Btw, what better copes could you afford if you moneymaxxed? I can't imagine any copes at this point, and I have some money stashed away.
 
I know this is hard bro, but you must not give up yet. Finish your study then get job and save money. Wait until vr become real or sex doll become more like human.

I know this is coping hard, but this is our destiny, become loser who can't get basic human need.
 
I only have enough energy to go to/from work and then home again. I can't even be bothered to play games on an emulator, despite having thousands of games in rom form.
 
This is so true. I've noticed that for of my days have become a blur, all of them meshing into the same series of experiences that in the end amount to nothing. It always stings going to be knowing I've done nothing to better my situation, and that the next morning I'll wake up doing nearly the same shit and getting no where. I'm trying to change. I'm trying to moneymaxx a little so I can at least enjoy some more copes, but damn. It's so fucking brutal.
It’s extremely hard to do anything when you wake up everyday feeling like shit because you’re an incel
Hey bro. I’m sorry about what’s happening to you. I can definitely relate. It’s the same for me.

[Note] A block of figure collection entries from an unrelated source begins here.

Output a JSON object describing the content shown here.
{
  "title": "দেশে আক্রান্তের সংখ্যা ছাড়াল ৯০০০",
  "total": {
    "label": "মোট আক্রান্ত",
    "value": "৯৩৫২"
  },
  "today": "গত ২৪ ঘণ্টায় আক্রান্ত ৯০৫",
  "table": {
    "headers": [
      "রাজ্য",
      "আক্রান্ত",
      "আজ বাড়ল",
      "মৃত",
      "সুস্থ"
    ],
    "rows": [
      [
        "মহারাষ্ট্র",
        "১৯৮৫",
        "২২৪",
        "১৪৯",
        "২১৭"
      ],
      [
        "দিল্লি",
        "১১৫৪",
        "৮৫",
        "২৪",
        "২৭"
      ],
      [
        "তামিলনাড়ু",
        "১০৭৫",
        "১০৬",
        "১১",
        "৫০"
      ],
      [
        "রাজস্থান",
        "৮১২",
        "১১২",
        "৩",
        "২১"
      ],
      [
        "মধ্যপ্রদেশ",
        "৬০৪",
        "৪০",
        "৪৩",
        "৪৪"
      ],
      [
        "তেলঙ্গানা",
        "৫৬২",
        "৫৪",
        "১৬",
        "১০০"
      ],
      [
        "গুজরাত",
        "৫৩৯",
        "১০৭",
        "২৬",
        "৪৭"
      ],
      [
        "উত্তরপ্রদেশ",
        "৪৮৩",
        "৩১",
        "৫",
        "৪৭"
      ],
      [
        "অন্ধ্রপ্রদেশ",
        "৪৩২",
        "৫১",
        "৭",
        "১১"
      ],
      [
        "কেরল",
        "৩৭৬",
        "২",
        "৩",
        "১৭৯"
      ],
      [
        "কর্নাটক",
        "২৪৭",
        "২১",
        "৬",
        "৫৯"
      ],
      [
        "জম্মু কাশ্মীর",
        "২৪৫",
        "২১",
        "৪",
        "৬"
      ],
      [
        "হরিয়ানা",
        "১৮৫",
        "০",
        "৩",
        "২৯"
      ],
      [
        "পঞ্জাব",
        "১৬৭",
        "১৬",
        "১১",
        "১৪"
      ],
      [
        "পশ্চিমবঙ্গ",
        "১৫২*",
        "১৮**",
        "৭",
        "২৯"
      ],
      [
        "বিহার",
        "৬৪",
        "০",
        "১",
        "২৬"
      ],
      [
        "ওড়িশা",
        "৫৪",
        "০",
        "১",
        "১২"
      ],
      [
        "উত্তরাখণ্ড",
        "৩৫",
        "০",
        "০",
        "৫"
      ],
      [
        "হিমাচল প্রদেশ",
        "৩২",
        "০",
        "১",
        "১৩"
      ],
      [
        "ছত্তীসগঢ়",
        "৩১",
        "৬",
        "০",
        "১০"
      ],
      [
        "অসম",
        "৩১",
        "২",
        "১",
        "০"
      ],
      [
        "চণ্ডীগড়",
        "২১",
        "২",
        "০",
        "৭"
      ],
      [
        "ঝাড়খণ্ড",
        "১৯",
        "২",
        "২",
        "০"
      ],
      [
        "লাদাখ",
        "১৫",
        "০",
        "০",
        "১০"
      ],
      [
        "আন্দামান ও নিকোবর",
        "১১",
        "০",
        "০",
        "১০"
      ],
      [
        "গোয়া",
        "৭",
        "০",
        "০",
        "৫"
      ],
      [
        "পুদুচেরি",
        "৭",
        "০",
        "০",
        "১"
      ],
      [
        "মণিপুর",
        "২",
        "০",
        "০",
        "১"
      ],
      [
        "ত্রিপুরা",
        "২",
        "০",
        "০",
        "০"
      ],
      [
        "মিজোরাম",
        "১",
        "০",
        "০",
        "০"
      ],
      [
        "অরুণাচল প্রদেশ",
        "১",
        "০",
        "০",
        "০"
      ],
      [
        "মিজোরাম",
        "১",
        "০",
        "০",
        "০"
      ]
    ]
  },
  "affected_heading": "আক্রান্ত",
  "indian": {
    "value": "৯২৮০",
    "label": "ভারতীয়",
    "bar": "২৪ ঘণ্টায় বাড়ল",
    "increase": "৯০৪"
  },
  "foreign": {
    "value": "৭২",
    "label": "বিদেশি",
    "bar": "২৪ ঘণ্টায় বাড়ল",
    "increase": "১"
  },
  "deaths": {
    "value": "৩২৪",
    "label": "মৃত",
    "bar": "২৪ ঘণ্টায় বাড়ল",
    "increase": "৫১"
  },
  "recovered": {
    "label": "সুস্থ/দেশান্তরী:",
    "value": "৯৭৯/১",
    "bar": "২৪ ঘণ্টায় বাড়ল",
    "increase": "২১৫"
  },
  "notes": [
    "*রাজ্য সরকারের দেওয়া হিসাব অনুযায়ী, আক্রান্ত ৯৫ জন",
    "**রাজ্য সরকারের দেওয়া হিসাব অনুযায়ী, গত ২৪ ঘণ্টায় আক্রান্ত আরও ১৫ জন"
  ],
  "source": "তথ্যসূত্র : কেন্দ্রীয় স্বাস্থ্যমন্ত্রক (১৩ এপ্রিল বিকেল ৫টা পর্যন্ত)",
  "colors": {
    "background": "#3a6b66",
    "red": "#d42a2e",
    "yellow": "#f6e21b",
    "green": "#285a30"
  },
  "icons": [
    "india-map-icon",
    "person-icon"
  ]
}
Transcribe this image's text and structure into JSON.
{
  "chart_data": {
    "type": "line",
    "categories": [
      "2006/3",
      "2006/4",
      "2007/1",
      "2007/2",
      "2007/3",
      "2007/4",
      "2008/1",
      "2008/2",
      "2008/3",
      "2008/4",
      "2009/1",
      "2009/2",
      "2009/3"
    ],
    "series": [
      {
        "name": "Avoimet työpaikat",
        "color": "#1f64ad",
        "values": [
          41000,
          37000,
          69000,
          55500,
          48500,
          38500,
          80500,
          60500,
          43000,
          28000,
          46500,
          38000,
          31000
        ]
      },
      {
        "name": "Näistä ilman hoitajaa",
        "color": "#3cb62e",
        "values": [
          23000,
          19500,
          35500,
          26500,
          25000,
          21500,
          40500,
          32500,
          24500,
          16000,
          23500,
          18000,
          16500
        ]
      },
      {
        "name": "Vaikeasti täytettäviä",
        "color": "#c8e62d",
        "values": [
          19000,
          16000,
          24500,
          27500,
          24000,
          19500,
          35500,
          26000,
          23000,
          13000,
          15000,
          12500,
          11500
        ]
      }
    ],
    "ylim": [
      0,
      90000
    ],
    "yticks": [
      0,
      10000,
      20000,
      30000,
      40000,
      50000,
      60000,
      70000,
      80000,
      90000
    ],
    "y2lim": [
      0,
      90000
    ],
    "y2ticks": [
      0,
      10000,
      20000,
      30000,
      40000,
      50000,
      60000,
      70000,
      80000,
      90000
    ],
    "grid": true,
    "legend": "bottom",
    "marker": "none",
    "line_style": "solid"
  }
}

I also feel a lot of people on here aren’t helping, some are. But some are just straight up racist, rude and extremely vile.

I feel we can cope with the fact that we’re not alone. Not even just this community. But like a lot of guys nowadays are incels without knowing it. Even those of IT. Most normies aren’t living a good relationship life. Most of them struggle to get a relationship, let alone a healthy, loving one. Actually go out and make friends with normies and ask them. It’s only going well for Chadlites and Chads.

This increase in inceldom may result in change. But we live in uncertain times so we don’t know.
I like graycels like you because they’re milder.